Alternatives to methods for large number of nested "ifs"

People,

I have an existing script that looks like:

lots of code
.
.
.
if …
some lines of code
if …
some lines of code
if …
some lines of code
if …
some lines of code
if …
some lines of code
etc

This makes it difficult to see the overall logic so I want to change it
to something like:

lots of code
.
.
.
if …
call something
if …
call something
if …
call something
if …
call something
if …
call something
etc

but if I use methods I will have to pass lots of variables or use
global variables and then it gets clumsy changing everything - is there
some way of simply calling a block of code and then returning to the
same position in the nested “ifs”?

Thanks,

Phil.

Philip R.

GPO Box 3411
Sydney NSW 2001
Australia
E-mail: [email protected]

On Fri, Nov 16, 2012 at 3:35 PM, Philip R. [email protected]
wrote:

if …
some lines of code
if …
some lines of code
if …
some lines of code
if …
some lines of code
etc

This makes it difficult to see the overall logic

I can believe that.

if ..
  call something
  if ..
    call something
    if ..
      call something

etc

That does not seem much better to me. Why do you need such a
structure of code? Can you be more specific about what you are doing
there? Maybe a completely different structure of the code is even
better.

but if I use methods I will have to pass lots of variables or use global
variables and then it gets clumsy changing everything - is there some way of
simply calling a block of code and then returning to the same position in
the nested “ifs”?

I don’t think there is. Unless, maybe, if you declare all local
variables at the beginning of the method, followed by a whole bunch of
Procs which you call where “something” is written. I doubt though
that this will be more readable.

Kind regards

robert

On Fri, Nov 16, 2012 at 10:35 PM, Philip R. [email protected]
wrote:

etc
try a chain, eg,

$ cat test.rb ; echo “–output–”; ruby test.rb
[
[->{true},->{p “one”}],
[->{1==1}, ->{p “two”}],
[->{false},->{p “no see”}],
[->{true},->{p “wont see light”}],
].each do |condition, func|
break unless condition.call
func.call
end

–output–
“one”
“two”

best regards -botp

Wouldn’t a case statement work for this kind of thing?

On 17/11/2012, at 7:15 AM, Brian C. wrote:

throw :done unless …
some lines of code
end

Don’t use exceptions for flow control.

Henry

On 17/11/2012, at 8:51 AM, Joel P. wrote:

Wouldn’t a case statement work for this kind of thing?

case statements are more of an if…else replacement rather than nested
ifs.
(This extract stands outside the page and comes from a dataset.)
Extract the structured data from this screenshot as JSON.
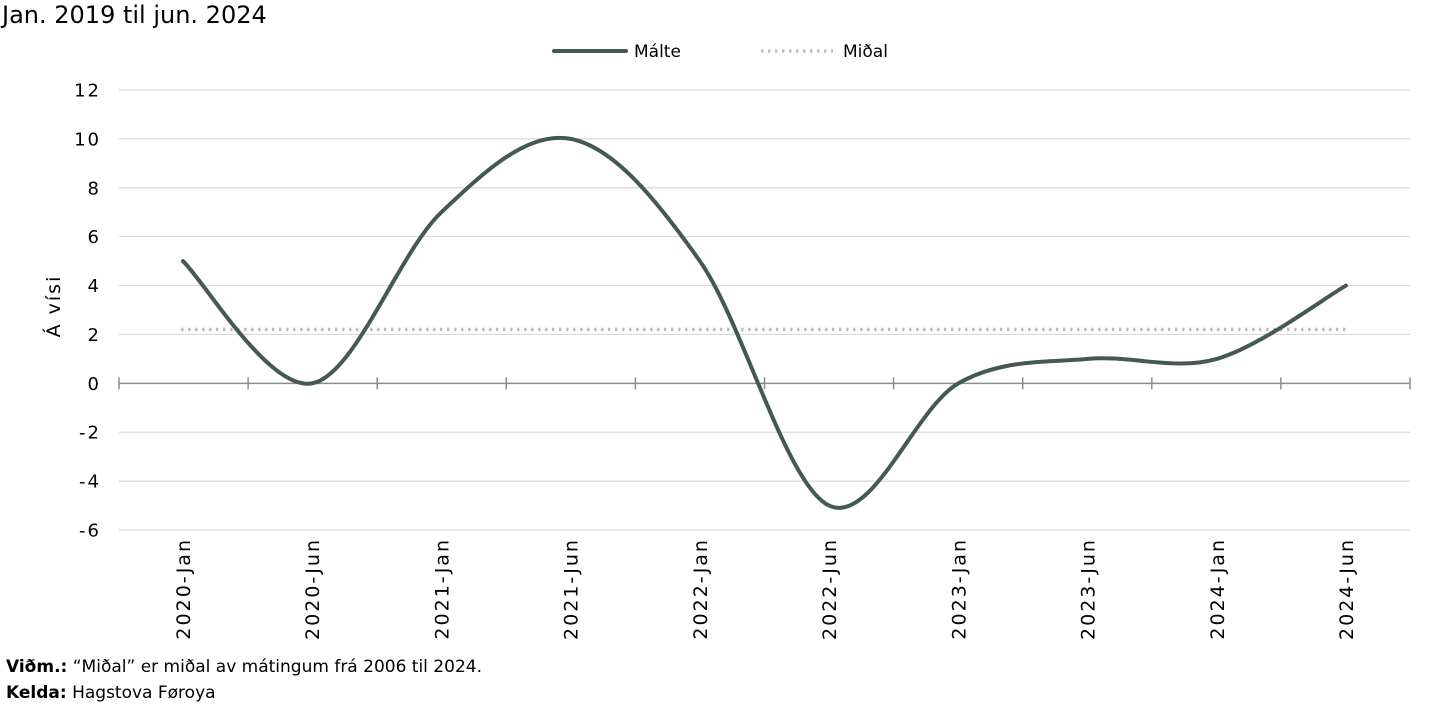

If you can refactor the code to use case statements then that’s a
good start because from there you can replace the branches with calls to
objects.

Nested ifs are really hard to get rid of without major code refactoring.

Henry

Philip R. wrote in post #1084734:

I have an existing script that looks like:

lots of code
.
.
.
if …
some lines of code
if …
some lines of code
if …
some lines of code
if …
some lines of code
if …
some lines of code
etc

This makes it difficult to see the overall logic

stick it in a method:

def mymethod
return unless …
some lines of code
return unless …
some lines of code
end

lots of code
.
.
mymethod

But if you must keep it within the same scope (lots of local variables
as you say, that you don’t want to pass as arguments), then throw/catch
is another option.

lots of code
.
.
catch(:done) do
throw :done unless …
some lines of code
throw :done unless …
some lines of code
end

Am 16.11.2012 23:30, schrieb Henry M.:

catch(:done) do
throw :done unless …
some lines of code
throw :done unless …
some lines of code
end

Don’t use exceptions for flow control.

Henry

But throw/catch has nothing to do with exceptions.

On Fri, Nov 16, 2012 at 9:50 AM, botp [email protected] wrote:

func.call

end

–output–
“one”
“two”

best regards -botp

That, right there, is idiomatic ruby.

On 17/11/2012, at 11:41 AM, [email protected] wrote:

.
Henry

But throw/catch has nothing to do with exceptions.

Sorry, language context switch failure.

Henry

Don’t use exceptions for flow control.

Henry

But throw/catch has nothing to do with exceptions.

Indeed — throw/catch is for flow control.